Most incredibly, Ryan even stated that the funds would “stimulate the local and area economy by creating new jobs,” as well as “create or retain approximately 7,600 jobs…” – the very things that he adamantly avowed the stimulus did not do. Try to make this a partisan issue if you wish, but calling out this level of rank hypocrisy should transcend politics and ideology.
Mind you, this isn’t about whether you agree or disagree with the president’s efforts, it is about Ryan’s much publicized statements regarding the stimulus and his now-revealed paradoxical endeavors to secure those same funds for his district.
Conclusion
To be sure, Paul Ryan is certainly not the first politician (of any party) to be guilty of the transgression of double-dealing and not being exactly what their slick packaging suggests (nor will he be the last), but until very recently, his record has escaped close examination and scrutiny. I don’t think he needs me to tell him this, but those days are over.
Obama and Biden have been placed under the political microscope; Romney’s record has been (and will continue to be) dissected; and now Ryan stands as the latest entry into this presidential election campaign and so this intensified analysis should be expected.
To anyone clearly paying attention, you will see that in this writing what has been exposed is not so much a betrayal of this writer’s principles; nor a disassembling of conservative ideology in favor of a progressive or liberal vision. What it is, however, is an examination of how one politician’s stated values are at odds with his own record.

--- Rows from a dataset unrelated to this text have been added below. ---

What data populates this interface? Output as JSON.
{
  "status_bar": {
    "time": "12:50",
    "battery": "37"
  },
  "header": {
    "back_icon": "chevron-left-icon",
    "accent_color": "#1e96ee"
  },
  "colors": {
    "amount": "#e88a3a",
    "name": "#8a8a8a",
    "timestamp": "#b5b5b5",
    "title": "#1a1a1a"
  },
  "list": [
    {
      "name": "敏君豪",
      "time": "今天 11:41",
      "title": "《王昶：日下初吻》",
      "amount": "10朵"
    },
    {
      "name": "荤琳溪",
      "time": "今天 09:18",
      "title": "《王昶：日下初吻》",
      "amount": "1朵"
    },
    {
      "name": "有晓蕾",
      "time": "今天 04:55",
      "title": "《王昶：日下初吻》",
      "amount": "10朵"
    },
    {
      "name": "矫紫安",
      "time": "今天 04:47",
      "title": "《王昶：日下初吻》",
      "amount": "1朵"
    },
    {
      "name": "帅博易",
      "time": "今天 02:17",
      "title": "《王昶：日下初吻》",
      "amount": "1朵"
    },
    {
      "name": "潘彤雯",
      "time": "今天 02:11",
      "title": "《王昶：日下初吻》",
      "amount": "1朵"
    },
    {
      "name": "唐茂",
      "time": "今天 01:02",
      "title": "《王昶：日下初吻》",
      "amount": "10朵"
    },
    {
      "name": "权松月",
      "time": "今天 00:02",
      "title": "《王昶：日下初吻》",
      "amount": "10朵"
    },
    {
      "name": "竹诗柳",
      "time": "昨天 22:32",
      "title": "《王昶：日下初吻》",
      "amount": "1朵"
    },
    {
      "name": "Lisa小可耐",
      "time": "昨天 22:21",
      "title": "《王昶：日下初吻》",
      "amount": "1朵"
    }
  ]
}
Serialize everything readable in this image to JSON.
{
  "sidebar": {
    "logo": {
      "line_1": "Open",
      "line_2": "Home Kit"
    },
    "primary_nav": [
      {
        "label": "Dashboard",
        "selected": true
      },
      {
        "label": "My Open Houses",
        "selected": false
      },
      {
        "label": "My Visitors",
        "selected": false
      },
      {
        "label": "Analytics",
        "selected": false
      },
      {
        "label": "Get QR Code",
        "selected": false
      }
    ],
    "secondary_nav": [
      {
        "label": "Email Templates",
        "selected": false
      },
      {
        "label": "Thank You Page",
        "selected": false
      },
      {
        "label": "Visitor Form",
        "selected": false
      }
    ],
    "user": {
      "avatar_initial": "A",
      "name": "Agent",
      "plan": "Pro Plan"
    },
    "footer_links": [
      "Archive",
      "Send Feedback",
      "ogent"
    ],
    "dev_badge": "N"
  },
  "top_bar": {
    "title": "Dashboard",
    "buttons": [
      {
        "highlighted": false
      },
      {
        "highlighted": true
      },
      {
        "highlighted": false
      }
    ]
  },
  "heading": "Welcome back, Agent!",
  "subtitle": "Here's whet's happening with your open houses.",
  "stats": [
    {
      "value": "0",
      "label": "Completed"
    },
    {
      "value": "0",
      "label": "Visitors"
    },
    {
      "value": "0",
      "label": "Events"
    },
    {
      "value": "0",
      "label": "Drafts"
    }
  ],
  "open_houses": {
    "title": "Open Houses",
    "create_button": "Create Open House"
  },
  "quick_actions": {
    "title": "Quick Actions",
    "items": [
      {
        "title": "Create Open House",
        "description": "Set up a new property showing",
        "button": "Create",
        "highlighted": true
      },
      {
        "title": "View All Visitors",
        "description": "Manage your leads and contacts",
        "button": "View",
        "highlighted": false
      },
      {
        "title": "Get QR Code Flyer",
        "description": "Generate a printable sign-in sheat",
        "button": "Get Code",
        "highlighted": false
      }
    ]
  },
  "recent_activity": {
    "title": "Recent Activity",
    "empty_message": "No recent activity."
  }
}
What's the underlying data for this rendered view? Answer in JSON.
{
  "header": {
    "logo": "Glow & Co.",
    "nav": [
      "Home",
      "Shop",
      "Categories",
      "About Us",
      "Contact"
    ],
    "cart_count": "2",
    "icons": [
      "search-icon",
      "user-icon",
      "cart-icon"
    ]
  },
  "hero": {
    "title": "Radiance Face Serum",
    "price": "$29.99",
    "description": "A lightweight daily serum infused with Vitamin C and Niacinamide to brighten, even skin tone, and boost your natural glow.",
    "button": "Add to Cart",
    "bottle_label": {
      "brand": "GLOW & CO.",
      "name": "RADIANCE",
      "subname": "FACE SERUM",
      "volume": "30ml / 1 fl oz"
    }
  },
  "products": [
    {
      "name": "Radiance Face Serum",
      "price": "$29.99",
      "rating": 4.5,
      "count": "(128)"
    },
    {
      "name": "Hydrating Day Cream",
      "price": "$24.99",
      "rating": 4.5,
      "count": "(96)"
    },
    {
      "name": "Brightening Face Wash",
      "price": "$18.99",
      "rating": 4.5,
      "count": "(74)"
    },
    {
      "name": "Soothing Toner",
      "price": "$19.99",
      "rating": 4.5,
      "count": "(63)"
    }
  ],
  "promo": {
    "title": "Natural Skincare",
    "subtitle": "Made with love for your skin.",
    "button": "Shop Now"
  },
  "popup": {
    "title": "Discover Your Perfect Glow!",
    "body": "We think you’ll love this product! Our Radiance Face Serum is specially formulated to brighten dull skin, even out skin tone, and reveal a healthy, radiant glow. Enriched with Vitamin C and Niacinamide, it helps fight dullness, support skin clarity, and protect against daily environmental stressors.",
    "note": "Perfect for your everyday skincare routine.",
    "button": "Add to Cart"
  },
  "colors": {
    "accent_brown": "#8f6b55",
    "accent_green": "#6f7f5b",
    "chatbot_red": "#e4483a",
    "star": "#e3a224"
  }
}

You can say that you like Ryan’s affable nature or his ability to articulate the conservative vision (ladies, you can even feel free to like his washboard abs). You can say that you agree with the cuts he makes in his budget and his plans for Medicare.
Nevertheless, what you can’t say is that budgets that don’t balance are balanced; what you can’t say is that a record of voting for things that add trillions to the deficit makes someone a deficit hawk.
And lastly, what you can’t say is that years of publicly disparaging a policy initiative, while privately singing its praises in order to obtain those “cursed” funds for your constituents isn’t worthy of the designation of bold that has been so liberally bandied about.
It is a given that politicians will tell us what we want to hear, we can set our watches by it. And it won’t change until we change what we want to hear.